Earlier this month, I had the privilege of speaking with John, alongside my MOBE colleagues Chris Cronin, CEO, and Denise Vance-Rodrigues, Chief Commercial Officer - Employer, as part of a webinar exploring how big data can transform employers’ health and wellness approaches. Through that energizing conversation, we distilled three crucial insights:
Data, big data, analytics, and AI—whatever you may call it, these powerful information sources represent the key path to prevention. As John Nosta pointed out, data is the third fundamental window into humanity.
When we think of prevention, it’s often a reactive response: exercising more, or increasing your healthy greens intake as your doctor advised. However, true prevention is avoiding negative outcomes altogether. When data analytics enable us to identify potential health problems earlier and earlier in their development, we can begin to share a border with prevention.
At MOBE, advances in technologies and machine learning offer us the opportunity to identify people who may need support reaching their health goals, sooner.
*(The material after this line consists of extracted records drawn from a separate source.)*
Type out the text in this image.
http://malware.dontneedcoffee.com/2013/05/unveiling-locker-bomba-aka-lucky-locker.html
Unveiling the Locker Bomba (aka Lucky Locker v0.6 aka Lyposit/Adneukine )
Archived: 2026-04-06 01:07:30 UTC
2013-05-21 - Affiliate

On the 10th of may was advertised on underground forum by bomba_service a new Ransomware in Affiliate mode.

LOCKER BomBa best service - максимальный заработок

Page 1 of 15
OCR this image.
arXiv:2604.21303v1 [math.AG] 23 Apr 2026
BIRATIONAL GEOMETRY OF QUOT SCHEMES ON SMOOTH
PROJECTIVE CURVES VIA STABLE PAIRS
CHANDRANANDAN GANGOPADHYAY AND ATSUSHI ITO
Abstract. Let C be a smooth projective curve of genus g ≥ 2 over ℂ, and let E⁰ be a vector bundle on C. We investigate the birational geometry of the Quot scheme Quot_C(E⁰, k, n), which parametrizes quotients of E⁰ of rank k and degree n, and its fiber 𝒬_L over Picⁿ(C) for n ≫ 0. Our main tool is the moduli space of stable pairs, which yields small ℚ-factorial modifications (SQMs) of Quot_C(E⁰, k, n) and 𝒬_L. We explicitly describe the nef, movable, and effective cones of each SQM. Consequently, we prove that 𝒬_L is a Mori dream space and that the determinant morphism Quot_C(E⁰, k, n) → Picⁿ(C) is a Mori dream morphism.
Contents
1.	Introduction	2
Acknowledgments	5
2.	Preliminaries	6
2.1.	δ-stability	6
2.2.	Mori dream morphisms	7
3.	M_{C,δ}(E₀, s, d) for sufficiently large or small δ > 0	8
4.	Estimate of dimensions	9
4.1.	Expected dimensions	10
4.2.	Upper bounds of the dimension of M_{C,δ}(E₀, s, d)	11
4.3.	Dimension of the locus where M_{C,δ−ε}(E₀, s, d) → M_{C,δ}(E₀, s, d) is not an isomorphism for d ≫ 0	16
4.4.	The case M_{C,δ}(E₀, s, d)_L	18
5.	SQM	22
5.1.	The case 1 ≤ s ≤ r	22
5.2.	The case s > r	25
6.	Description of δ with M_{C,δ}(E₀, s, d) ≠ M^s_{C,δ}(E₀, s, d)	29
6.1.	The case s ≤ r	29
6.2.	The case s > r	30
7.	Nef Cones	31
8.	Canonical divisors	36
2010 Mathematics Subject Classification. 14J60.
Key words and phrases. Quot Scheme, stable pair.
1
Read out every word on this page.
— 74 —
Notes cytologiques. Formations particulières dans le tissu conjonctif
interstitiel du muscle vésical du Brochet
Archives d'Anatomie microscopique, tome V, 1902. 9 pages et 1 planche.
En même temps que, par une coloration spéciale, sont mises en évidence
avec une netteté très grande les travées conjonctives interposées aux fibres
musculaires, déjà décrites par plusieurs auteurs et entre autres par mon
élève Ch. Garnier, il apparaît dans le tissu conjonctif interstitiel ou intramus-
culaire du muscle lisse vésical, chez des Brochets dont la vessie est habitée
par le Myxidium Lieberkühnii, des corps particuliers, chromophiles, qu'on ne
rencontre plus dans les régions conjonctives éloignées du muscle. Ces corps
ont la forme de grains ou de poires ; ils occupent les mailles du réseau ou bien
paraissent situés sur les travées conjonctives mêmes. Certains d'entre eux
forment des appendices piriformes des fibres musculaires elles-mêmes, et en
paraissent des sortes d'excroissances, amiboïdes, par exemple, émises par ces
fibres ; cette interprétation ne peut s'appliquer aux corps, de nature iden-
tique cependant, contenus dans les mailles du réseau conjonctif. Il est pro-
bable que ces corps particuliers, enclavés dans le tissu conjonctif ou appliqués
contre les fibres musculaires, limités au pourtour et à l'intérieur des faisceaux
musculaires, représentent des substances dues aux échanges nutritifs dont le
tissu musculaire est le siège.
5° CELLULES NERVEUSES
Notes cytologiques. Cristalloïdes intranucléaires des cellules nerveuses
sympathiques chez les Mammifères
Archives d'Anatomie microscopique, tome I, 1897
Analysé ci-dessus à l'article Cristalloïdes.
Over multiple years and millions of data points, we’ve detected the key indicators and predictors for individuals who may be struggling with health issues – beyond the siloed disease-state information that informs most wellness programs. We believe data holds the key to a whole-person approach and enables us to get the right people engaged at the right time.
Data science and technology allow us to identify members that need support the most. By stacking multiple data models and applying machine learning to stratify an employee population, MOBE can determine who would benefit most from lifestyle and medication guidance—and that includes people who are high-risk, with multiple chronic conditions, as well as those who, on the surface, are among the lowest-risk, with no chronic conditions—yet whose engagement with the health system reveals underlying concerns.
MOBE’s recent 2021 Workplace Wellness Action Index confirmed that employees need and want wellness support focused on the foundation of their overall health: exercise, nutrition, sleep, and maintaining a healthy weight. That’s exactly the approach our MOBE Guides take. By using deep data science to identify people who need support—whether high or low-risk and looking at a combination of factors that goes far beyond “disease management” for individual conditions like diabetes or high cholesterol—we are able to help participants make progress on their path to better health.
Data is a window into humanity, but without a way to connect insight with action, the wealth of information we uncover can’t be put to use. Many employers miss this crucial component of success for a wellness program: implementing a human connection.
At MOBE, we combine deep data science with digital health and one-to-one personalized approach to create a value-based wellness solution. This means participants build a relationship with a Guide who is taking the time to get to know them, listen to what is important to them, and develop a wellness plan based on all aspects of their lives that helps achieve their health goals. Employers get deeper insights into their population, measurable results, and the tools to help make real change for their employees.
Data represents so much more than a readout of numbers—and with the right analysis and application, its insights can create significant change for individual, community, and global health. By engaging and supporting employees to achieve healthier and happier lives without—any additional cost to the health system, employers or insurers—MOBE is bringing to life our mission of helping people live healthier, happier lives.
As we look toward the year ahead, we expect more employers to prioritize employee health and wellness offerings. Big data and analytics will continue to be essential for gathering accurate, in-depth information that can make a true impact without creating additional costs.